Mary-prh commented 5 months ago

the problem is solved for quantizing to int8 with the following change: cloned_model = tf.keras.models.clone_model( ghost_model, clone_function=lambda layer: layer.class.from_config( {**layer.get_config(), "dtype": "float32"} ), ) However, the problem persists with tf.lite.OpsSet.EXPERIMENTAL_TFLITE_BUILTINS_ACTIVATIONS_INT16_WEIGHTS_INT8 as TFLite does not support PReLU

Mary-prh commented 5 months ago

The previous solution I mentioned changes the weights remarkably and the prediction is no more valid

HamadYA commented 5 months ago

The previous solution I mentioned changes the weights remarkably and the prediction is no more valid

I am sorry, I cannot work on big issues right now. I am being busy with my PhD Research Dissertation. Sorry again.
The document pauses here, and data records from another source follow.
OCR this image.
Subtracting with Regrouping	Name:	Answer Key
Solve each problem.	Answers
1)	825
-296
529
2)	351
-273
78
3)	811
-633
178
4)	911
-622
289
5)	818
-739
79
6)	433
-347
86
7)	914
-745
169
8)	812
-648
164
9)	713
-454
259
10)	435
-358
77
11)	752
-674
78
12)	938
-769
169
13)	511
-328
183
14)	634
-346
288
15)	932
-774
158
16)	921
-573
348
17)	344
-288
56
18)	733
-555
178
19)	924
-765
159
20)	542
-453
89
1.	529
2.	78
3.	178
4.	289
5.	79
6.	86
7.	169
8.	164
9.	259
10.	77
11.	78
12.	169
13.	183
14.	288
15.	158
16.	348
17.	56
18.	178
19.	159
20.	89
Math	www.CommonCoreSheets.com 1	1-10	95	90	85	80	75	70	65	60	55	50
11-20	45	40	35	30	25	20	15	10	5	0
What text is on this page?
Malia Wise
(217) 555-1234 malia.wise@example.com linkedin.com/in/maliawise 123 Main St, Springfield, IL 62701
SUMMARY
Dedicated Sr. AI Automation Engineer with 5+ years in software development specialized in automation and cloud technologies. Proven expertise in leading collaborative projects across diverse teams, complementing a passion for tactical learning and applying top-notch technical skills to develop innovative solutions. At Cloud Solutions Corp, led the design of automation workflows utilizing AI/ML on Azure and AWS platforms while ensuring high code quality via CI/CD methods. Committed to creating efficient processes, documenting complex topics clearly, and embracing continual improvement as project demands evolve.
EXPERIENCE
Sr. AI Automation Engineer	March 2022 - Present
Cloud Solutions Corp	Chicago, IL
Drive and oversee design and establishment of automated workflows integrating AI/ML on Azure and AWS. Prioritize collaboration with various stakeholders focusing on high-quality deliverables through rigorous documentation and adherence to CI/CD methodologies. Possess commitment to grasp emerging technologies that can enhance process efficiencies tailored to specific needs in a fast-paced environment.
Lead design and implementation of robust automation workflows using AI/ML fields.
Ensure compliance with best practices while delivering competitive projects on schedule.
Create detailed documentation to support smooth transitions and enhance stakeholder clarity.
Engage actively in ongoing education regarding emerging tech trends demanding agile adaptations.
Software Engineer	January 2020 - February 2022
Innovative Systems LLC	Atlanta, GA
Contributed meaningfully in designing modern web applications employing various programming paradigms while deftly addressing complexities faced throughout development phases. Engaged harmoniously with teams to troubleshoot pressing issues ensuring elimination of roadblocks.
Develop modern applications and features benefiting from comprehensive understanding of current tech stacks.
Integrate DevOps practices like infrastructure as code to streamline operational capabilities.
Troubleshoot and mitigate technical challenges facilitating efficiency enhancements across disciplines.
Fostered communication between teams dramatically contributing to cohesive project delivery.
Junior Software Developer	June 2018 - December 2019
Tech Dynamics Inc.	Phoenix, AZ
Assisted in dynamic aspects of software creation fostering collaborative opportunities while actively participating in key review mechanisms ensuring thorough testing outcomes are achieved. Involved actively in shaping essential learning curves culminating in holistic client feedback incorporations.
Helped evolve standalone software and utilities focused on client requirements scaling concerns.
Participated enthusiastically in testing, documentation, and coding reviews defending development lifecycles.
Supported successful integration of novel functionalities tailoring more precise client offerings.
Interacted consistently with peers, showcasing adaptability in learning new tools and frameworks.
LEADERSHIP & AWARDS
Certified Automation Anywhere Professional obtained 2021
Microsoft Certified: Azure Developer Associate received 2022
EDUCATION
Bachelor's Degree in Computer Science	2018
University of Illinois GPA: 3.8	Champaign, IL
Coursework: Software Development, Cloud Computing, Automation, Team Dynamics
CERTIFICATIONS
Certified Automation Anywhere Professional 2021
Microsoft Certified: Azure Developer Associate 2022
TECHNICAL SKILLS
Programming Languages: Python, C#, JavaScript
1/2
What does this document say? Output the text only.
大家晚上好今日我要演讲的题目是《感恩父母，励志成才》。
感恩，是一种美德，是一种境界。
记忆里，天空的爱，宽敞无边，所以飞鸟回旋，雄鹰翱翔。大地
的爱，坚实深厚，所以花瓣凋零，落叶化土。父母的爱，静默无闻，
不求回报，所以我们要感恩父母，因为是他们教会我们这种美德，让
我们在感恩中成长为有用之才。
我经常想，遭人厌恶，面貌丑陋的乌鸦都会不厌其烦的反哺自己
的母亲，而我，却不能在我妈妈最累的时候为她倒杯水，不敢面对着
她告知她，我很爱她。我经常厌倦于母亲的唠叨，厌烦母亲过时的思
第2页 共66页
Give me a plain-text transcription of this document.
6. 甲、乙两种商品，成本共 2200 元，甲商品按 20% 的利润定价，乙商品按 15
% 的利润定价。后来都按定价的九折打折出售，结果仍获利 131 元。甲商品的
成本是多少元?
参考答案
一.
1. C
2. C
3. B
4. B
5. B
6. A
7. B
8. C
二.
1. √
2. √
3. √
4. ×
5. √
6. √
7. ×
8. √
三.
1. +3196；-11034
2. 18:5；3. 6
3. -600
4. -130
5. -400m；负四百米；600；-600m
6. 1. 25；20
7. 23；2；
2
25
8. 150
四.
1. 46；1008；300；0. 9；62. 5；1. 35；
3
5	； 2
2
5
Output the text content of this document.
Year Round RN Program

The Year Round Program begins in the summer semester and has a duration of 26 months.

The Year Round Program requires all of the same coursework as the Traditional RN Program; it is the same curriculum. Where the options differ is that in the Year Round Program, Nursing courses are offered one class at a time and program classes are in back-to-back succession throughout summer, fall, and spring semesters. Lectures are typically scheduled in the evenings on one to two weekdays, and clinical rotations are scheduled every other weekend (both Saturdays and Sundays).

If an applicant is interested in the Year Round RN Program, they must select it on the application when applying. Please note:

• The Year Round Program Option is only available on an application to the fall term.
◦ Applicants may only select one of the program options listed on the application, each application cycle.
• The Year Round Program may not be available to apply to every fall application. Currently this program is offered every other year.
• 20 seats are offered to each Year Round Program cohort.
Anshulgada commented 3 weeks ago

Hey @Mary-prh did you find any suitable approach? I too was trying to quantize the model mainly because the inference time for each is too much and I wanted to deploy it to my software where I'll be inferencing on multiple images and the collective time increases alot.

My aim too is to decrease the 32bit floating to int8. Please drop down a solution if you've found one.